A local Libertarian group wants to change city law to protect private landowners from efforts by the city to seize their property for economic development.
Prompted in part by a city consultant’s proposal to redevelop part of downtown, the Boone Liberty Coalition has begun a petition drive to force the Columbia City Council to consider changing its eminent domain ordinance. If the council doesn’t act, the proposed ordinance would go to a public vote.
The change would prohibit the city from taking land for private developments. It also would further define "public use," the legal principle under which the city can now condemn private property for projects such as street or sewer improvements.
Glenn Nielsen, a spokesman for the Boone Liberty Coalition, said his group launched its effort today in response to a plan from Sasaki Associates that would create a downtown "garden district" and extend Elm Street east to College Avenue.
The city has no immediate plans to implement any of Sasaki’s suggestions, but Nielsen said changes to the city law are necessary before final decisions on the plan, which could affect landowners east of Elm, are final. "The Boone Liberty Coalition has always been interested in the eminent domain issue," he said. "When we saw the potential to use eminent domain for a redevelopment downtown, we saw that as an opportunity to get involved."
Missouri lawmakers last year passed a measure that beefed up state condemnation laws to prohibit cities from taking property solely for economic development. Columbia leaders say they are bound by those changes regardless of whether the municipal law is changed. However, that doesn’t mean the city will not use eminent domain to secure land for projects included in the Sasaki plan.
City Manager Bill Watkins said the term "economic development" often can be vague. For example, he said, road projects such as the construction of an interchange at Gans Road and Highway 63 in southeast Columbia will lead to economic benefits for at least one private company in the area.
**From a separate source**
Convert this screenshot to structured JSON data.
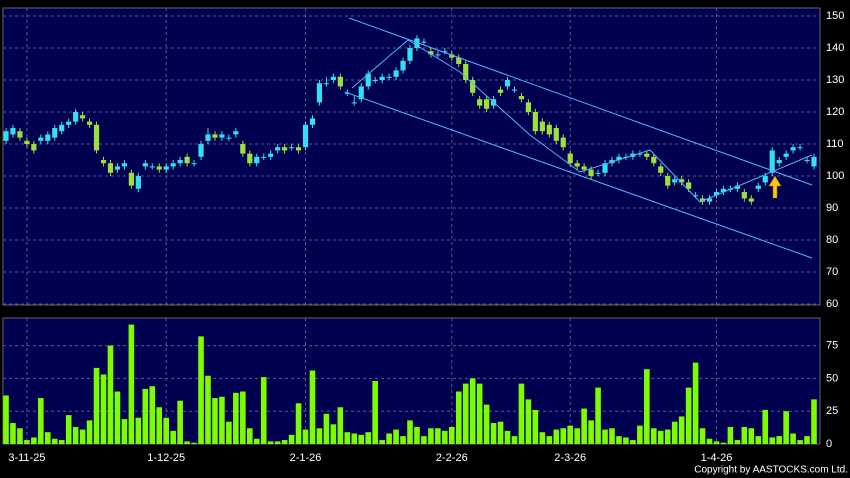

Watkins said it is the city’s policy to try to negotiate with property owners before condemnation is used to secure land for such projects.
"As with all of our projects, eminent domain is an absolute last resort," he said.
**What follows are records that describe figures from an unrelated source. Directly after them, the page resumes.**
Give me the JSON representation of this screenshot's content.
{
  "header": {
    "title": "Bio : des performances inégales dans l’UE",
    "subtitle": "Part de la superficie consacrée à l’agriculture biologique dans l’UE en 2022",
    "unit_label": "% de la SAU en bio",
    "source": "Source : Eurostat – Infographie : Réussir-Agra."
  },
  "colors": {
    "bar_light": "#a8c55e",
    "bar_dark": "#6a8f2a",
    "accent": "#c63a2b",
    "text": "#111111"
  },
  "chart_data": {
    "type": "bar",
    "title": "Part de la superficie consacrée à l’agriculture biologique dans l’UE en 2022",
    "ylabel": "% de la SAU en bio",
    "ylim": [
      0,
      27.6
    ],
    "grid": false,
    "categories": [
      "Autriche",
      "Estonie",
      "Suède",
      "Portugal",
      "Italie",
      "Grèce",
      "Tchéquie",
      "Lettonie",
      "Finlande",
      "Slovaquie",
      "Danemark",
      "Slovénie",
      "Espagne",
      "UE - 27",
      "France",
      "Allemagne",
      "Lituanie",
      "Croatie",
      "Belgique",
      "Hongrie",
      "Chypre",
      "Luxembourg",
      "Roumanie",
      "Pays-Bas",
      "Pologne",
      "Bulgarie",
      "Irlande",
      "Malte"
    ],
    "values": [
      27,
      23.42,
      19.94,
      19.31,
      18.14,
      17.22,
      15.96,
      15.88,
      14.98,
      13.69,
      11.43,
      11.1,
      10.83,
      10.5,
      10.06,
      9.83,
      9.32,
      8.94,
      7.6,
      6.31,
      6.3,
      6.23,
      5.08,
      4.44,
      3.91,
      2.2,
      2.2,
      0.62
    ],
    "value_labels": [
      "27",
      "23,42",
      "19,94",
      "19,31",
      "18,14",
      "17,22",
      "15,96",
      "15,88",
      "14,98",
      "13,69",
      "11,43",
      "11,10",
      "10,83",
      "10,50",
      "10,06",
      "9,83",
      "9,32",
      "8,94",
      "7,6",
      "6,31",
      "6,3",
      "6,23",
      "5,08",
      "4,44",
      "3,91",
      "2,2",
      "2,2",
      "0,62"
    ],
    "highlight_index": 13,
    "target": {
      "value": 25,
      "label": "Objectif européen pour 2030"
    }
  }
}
The Boone Liberty Coalition has proposed changes to the city law that would limit the use of condemnation to securing private land for utilities, acquiring abandoned property or ridding areas of "public nuisances," among other things.
Nielsen said the state law did not go far enough to protect the rights of private landowners because it does not specifically prohibit cities from turning properties over to private developers.
Dale Whitman, a University of Missouri-Columbia law professor who specializes in property law, said a move to restrict the ordinance could handcuff cities that need to complete projects such as road improvements and redevelopment plans. Cities can only turn condemned property over to private developers if they are able to prove economic development was not the only reason for the use of eminent domain, he said.
"If you take economic development literally, almost every project the city does has some impact on economic development," he said.